わたいりカウンター

わたいしの時もある

紅葉の代わりに

もみじ葉を寄する網代はおほかれど
秋を留めて見るよしぞなき
 (重之集/35)

 ペットボトルにときめいたいた時期があります。小学生くらいの時です。本で*1ペットボトルの底に小さな穴を開けてから半分に切って、飲み口を底に向けて嵌め込むと、川に沈めて魚が取れるというのを知ってから、ペットボトルを使ったサバイバル術にはまっていきました。ゴミだったはずのペットボトルが冒険の扉になってしまったんですね。
 歌の中に出てくる「網代」というのは、川に杭を打ってその間に網の代わりに竹や木を網状に設置して魚を取るものです……私自身それは知っていたのですが、ペットボトルの罠くらいのイメージだったんですよね。どうやらそれは間違いだったみたいです。辞書*2で調べてみたら「石山寺縁起」の絵が載っていたのですが、そこには川幅の4分の3は占めているであろう大きな網代が書かれていました。川上の方へ楕円を半分に切ったようなUの字の口を広げていて、こんな大規模な罠だったのか、と驚きました。
 そんな網代には当然、魚以外もひっかかるわけです。それが秋だと紅葉だったのですね。

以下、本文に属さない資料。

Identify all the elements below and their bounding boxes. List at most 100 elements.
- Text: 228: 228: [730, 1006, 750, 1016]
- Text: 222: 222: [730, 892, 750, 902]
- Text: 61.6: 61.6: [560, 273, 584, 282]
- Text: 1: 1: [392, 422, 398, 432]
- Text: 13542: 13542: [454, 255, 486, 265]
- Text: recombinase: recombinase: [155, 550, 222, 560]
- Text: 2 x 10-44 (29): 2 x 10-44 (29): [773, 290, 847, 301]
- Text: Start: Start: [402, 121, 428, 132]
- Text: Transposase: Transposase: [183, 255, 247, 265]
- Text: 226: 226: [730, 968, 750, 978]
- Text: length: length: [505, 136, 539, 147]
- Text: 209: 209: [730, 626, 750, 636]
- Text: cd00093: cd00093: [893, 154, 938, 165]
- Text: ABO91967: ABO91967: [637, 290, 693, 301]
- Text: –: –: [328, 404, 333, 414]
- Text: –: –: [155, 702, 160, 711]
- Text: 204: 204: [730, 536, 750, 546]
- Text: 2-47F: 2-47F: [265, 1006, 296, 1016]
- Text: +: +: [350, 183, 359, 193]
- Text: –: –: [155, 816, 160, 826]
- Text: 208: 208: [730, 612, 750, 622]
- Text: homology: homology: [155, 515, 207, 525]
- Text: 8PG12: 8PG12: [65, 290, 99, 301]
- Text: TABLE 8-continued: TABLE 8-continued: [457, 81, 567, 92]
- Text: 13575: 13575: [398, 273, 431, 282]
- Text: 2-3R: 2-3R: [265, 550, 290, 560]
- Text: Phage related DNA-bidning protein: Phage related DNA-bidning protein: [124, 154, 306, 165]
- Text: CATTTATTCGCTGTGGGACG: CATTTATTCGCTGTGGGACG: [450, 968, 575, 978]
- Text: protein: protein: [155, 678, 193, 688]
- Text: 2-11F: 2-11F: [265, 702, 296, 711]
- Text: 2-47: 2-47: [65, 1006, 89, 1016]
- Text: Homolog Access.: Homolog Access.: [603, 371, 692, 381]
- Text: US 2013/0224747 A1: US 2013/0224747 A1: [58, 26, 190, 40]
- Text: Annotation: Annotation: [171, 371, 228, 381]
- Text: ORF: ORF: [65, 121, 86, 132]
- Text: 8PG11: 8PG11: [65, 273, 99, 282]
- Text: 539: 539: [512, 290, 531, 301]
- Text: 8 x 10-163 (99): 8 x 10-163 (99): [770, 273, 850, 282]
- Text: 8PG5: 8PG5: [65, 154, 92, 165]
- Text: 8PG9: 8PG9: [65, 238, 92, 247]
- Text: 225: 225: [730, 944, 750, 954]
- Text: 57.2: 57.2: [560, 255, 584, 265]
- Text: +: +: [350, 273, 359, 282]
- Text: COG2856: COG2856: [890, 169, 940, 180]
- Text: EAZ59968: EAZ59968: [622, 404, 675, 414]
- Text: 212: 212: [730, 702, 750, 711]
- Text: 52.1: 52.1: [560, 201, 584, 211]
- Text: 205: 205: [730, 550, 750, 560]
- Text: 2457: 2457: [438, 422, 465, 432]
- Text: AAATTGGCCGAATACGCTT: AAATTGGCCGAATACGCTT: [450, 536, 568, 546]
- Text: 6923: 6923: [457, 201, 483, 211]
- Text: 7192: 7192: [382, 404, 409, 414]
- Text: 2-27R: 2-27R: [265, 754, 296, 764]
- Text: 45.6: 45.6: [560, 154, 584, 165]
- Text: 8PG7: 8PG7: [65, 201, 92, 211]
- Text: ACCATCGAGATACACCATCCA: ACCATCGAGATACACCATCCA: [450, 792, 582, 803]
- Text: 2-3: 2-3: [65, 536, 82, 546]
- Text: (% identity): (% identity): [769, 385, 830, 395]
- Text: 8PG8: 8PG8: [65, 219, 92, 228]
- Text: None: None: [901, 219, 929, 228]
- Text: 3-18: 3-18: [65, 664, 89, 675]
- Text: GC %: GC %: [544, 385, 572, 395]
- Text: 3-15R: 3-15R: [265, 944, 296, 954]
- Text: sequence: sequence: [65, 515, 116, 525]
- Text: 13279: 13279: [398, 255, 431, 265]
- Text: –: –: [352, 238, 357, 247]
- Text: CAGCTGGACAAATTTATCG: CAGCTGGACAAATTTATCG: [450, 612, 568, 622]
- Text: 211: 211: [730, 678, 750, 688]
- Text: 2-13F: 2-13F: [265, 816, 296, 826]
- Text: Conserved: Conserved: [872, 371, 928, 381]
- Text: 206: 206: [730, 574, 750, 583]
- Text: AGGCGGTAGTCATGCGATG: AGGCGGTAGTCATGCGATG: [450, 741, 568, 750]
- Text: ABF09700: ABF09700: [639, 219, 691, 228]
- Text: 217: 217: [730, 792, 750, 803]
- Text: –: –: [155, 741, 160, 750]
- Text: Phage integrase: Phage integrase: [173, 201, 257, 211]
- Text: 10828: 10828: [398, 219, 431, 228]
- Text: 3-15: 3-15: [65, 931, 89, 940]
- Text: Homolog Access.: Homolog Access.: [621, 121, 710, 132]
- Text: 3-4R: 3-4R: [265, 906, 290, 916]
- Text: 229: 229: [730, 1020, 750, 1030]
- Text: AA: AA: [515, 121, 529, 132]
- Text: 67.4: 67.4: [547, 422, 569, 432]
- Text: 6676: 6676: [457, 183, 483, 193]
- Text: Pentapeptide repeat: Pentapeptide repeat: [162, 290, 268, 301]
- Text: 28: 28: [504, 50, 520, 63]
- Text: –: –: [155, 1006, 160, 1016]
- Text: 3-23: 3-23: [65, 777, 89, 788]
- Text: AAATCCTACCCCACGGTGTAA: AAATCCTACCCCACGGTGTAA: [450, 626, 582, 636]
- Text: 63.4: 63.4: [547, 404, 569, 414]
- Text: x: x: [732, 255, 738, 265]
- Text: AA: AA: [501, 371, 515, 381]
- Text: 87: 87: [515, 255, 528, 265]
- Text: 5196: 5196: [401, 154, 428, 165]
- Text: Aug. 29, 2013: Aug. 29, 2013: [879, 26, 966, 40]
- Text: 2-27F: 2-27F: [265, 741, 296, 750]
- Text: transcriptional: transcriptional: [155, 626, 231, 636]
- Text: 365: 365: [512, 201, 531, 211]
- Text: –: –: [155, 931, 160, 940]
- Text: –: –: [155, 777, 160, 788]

その網代に溜まった紅葉を楽しむ歌もあったと思うのですが、重之の歌ではそこからもう一歩進んで、「秋を留めて見るよしぞなき」と終わりゆく秋を惜しんでいます。
 また歌の心にも惹かれますが、「見る」という語がすごくいい働きをしている気がします。上の句は当時の人からしたら一般常識でしょうし、景色というよりかは理屈という印象を受けます。秋を留める、というのも同様に理屈ではあるのですが、その抽象的な言葉が続いたところで「見る」という語が一気に現実*3に引き戻してくれます。そうしてはじめて、目の前に網代にたくさん溜まった紅葉が実景として現れて、それでも秋は過ぎ去ってしまうということが読み手に届く。そう思うと「見る」二文字の働きはなかなかだと思うのです。
 さて、一年のうち四つある季節の一つも留めて置けないのに、況や小学生の感受性をや。今ではペットボトルを見ても、なんとも思わなくなってしまいました。私の部屋はそこそこ汚いので、むしろペットボトルが溜まっていますね。ほうじ茶みたいな濃い色のお茶は、時間と共に赤黒くなっていくのですが、それは紅葉に似て……はい、似てないですね。片付けます。